Ai suoi total look, ormai divenuti segno e simbolo di eleganza e bellezza, ma anche di emancipazione e libertà, Chanel volle aggiungere un’iconica borsa con tracolla a catena (tutt’ora in gran voga, il modello Chanel 2.55 – in ricordo del mese e dell’anno in cui fu presentata per la prima volta). Lei stessa era stufa di tenere in mano le classiche e scomode pochette o clunch (che puntualmente perdeva). Fumatrice incallita, era anche sempre indaffarata a stringere mani, puntare spilli, provare qualsiasi tipo di sport: doveva avere le mani libere. E, se era questo ciò di cui aveva più bisogno in quel momento, significava che gran parte delle donne avevano lo stesso bisogno (e diritto).

Stessa cosa per le tasche dei suoi tailleur: erano grandi, e non minuscole a voler contenere soltanto un fazzoletto di stoffa. Esse dovevano invece far posto alle mani, visto che il gesto “sfrontato” di tenerle in tasca, in pubblico, era prerogativa maschile (fino ad allora).
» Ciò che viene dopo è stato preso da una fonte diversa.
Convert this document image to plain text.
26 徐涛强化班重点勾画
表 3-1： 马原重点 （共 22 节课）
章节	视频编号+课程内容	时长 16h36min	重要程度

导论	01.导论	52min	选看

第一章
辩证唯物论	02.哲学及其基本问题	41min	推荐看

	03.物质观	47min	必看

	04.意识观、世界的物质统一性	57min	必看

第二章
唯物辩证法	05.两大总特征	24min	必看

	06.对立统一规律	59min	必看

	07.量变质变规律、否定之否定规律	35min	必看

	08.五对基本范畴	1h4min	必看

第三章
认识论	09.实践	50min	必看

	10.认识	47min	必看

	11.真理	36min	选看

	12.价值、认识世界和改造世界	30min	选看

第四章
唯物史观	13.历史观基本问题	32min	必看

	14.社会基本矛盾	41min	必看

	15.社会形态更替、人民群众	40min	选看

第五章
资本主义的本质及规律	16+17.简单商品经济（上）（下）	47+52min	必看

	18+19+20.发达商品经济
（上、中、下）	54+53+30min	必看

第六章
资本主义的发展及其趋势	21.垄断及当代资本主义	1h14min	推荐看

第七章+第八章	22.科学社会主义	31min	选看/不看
Infine, l’intuizione sulle scarpe: beige, ma con punta nera, tacco di sei centimetri, comodo dal mattino alla sera per le nuove impiegate e segretarie e della giusta altezza per slanciare in modo proporzionato la figura. Le decolté bicolore andarono a completare il famosissimo look Chanel nel 1955.

Gabrielle Coco Chanel morì domenica 10 Gennaio 1971, all’età di 87 anni, presso la suite dell’hotel Ritz di Parigi, che fu la sua casa per molti anni e luogo aperto a pochissimi intimi.